Modeling the insides of a neutron star -- Improvements to a model for the inside of a neutron star make it applicable to neutron star mergers
RIKEN astrophysicists have developed an improved model for the interior structure of neutron stars that agrees well with observations. Unlike previous models, it can be extended to consider what happens when two neutron stars merge.
The collapsed remnants of giant stars, neutron stars are fascinating objects. They are a mere 20−30 kilometers in diameter but are nearly 400,000–600,000 times more massive than the Earth, which makes them incredibly dense.
Neutron stars are not uniform agglomerations of neutrons—like the astrophysical equivalent of a giant atomic nucleus containing only neutrons. Rather they have an onion-like structure. Theorists have been busy trying to model this internal structure based on quantum mechanics and data from observations.

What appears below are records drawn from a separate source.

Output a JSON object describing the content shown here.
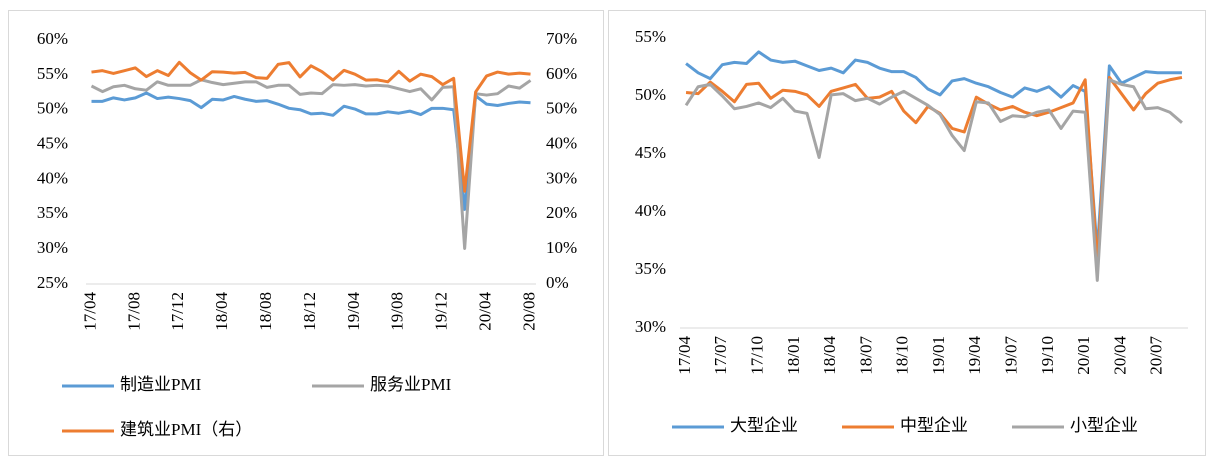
{
  "chart_data": [
    {
      "type": "line",
      "categories": [
        "17/04",
        null,
        null,
        null,
        "17/08",
        null,
        null,
        null,
        "17/12",
        null,
        null,
        null,
        "18/04",
        null,
        null,
        null,
        "18/08",
        null,
        null,
        null,
        "18/12",
        null,
        null,
        null,
        "19/04",
        null,
        null,
        null,
        "19/08",
        null,
        null,
        null,
        "19/12",
        null,
        null,
        null,
        "20/04",
        null,
        null,
        null,
        "20/08"
      ],
      "series": [
        {
          "name": "制造业PMI",
          "color": "#5b9bd5",
          "values": [
            51.2,
            51.2,
            51.7,
            51.4,
            51.7,
            52.4,
            51.6,
            51.8,
            51.6,
            51.3,
            50.3,
            51.5,
            51.4,
            51.9,
            51.5,
            51.2,
            51.3,
            50.8,
            50.2,
            50.0,
            49.4,
            49.5,
            49.2,
            50.5,
            50.1,
            49.4,
            49.4,
            49.7,
            49.5,
            49.8,
            49.3,
            50.2,
            50.2,
            50.0,
            35.7,
            52.0,
            50.8,
            50.6,
            50.9,
            51.1,
            51.0
          ]
        },
        {
          "name": "服务业PMI",
          "color": "#a5a5a5",
          "values": [
            53.4,
            52.6,
            53.3,
            53.5,
            53.0,
            52.8,
            54.0,
            53.5,
            53.5,
            53.5,
            54.3,
            53.9,
            53.6,
            53.8,
            54.0,
            54.0,
            53.2,
            53.5,
            53.5,
            52.2,
            52.4,
            52.3,
            53.6,
            53.5,
            53.6,
            53.4,
            53.5,
            53.4,
            53.0,
            52.6,
            53.0,
            51.4,
            53.2,
            53.3,
            30.1,
            52.3,
            52.1,
            52.3,
            53.4,
            53.1,
            54.2
          ]
        },
        {
          "name": "建筑业PMI（右）",
          "color": "#ed7d31",
          "axis": "y2",
          "values": [
            60.8,
            61.2,
            60.4,
            61.2,
            62.0,
            59.5,
            61.2,
            59.8,
            63.6,
            60.6,
            58.5,
            60.9,
            60.8,
            60.5,
            60.7,
            59.2,
            59.0,
            63.0,
            63.5,
            59.4,
            62.6,
            60.9,
            58.5,
            61.3,
            60.2,
            58.5,
            58.6,
            58.0,
            61.0,
            58.2,
            60.2,
            59.5,
            57.2,
            59.0,
            26.6,
            55.1,
            59.7,
            60.8,
            60.2,
            60.5,
            60.2
          ]
        }
      ],
      "ylim": [
        25,
        60
      ],
      "yticks": [
        {
          "value": 25,
          "label": "25%"
        },
        {
          "value": 30,
          "label": "30%"
        },
        {
          "value": 35,
          "label": "35%"
        },
        {
          "value": 40,
          "label": "40%"
        },
        {
          "value": 45,
          "label": "45%"
        },
        {
          "value": 50,
          "label": "50%"
        },
        {
          "value": 55,
          "label": "55%"
        },
        {
          "value": 60,
          "label": "60%"
        }
      ],
      "y2lim": [
        0,
        70
      ],
      "y2ticks": [
        {
          "value": 0,
          "label": "0%"
        },
        {
          "value": 10,
          "label": "10%"
        },
        {
          "value": 20,
          "label": "20%"
        },
        {
          "value": 30,
          "label": "30%"
        },
        {
          "value": 40,
          "label": "40%"
        },
        {
          "value": 50,
          "label": "50%"
        },
        {
          "value": 60,
          "label": "60%"
        },
        {
          "value": 70,
          "label": "70%"
        }
      ],
      "legend": "bottom"
    },
    {
      "type": "line",
      "categories": [
        "17/04",
        null,
        null,
        "17/07",
        null,
        null,
        "17/10",
        null,
        null,
        "18/01",
        null,
        null,
        "18/04",
        null,
        null,
        "18/07",
        null,
        null,
        "18/10",
        null,
        null,
        "19/01",
        null,
        null,
        "19/04",
        null,
        null,
        "19/07",
        null,
        null,
        "19/10",
        null,
        null,
        "20/01",
        null,
        null,
        "20/04",
        null,
        null,
        "20/07",
        null,
        null
      ],
      "series": [
        {
          "name": "大型企业",
          "color": "#5b9bd5",
          "values": [
            52.8,
            52.0,
            51.5,
            52.7,
            52.9,
            52.8,
            53.8,
            53.1,
            52.9,
            53.0,
            52.6,
            52.2,
            52.4,
            52.0,
            53.1,
            52.9,
            52.4,
            52.1,
            52.1,
            51.6,
            50.6,
            50.1,
            51.3,
            51.5,
            51.1,
            50.8,
            50.3,
            49.9,
            50.7,
            50.4,
            50.8,
            49.9,
            50.9,
            50.4,
            36.6,
            52.6,
            51.1,
            51.6,
            52.1,
            52.0,
            52.0,
            52.0
          ]
        },
        {
          "name": "中型企业",
          "color": "#ed7d31",
          "values": [
            50.3,
            50.2,
            51.2,
            50.4,
            49.5,
            51.0,
            51.1,
            49.8,
            50.5,
            50.4,
            50.1,
            49.1,
            50.4,
            50.7,
            51.0,
            49.8,
            49.9,
            50.4,
            48.7,
            47.7,
            49.1,
            48.5,
            47.2,
            46.9,
            49.9,
            49.3,
            48.8,
            49.1,
            48.6,
            48.3,
            48.6,
            49.0,
            49.4,
            51.4,
            35.5,
            51.6,
            50.2,
            48.8,
            50.2,
            51.1,
            51.4,
            51.6
          ]
        },
        {
          "name": "小型企业",
          "color": "#a5a5a5",
          "values": [
            49.2,
            50.8,
            51.0,
            50.0,
            48.9,
            49.1,
            49.4,
            49.0,
            49.8,
            48.7,
            48.5,
            44.7,
            50.1,
            50.2,
            49.6,
            49.8,
            49.3,
            49.9,
            50.4,
            49.8,
            49.2,
            48.4,
            46.6,
            45.3,
            49.5,
            49.4,
            47.8,
            48.3,
            48.2,
            48.6,
            48.8,
            47.2,
            48.7,
            48.6,
            34.1,
            51.4,
            51.0,
            50.8,
            48.9,
            49.0,
            48.6,
            47.7
          ]
        }
      ],
      "ylim": [
        30,
        55
      ],
      "yticks": [
        {
          "value": 30,
          "label": "30%"
        },
        {
          "value": 35,
          "label": "35%"
        },
        {
          "value": 40,
          "label": "40%"
        },
        {
          "value": 45,
          "label": "45%"
        },
        {
          "value": 50,
          "label": "50%"
        },
        {
          "value": 55,
          "label": "55%"
        }
      ],
      "legend": "bottom"
    }
  ]
}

Previously, Tetsuo Hatsuda of the RIKEN Interdisciplinary Theoretical and Mathematical Sciences Program and his co-workers had developed a model that consists of three layers: an outer layer made up mostly of neutrons, an inner core consisting of quarks—the building blocks of neutrons—and a transitional region between these two layers.
Now, Hatsuda’s team has taken this model a step further by using a more general equation to describe the outer layer, which is made up of about 97% neutrons and 3% protons and electrons.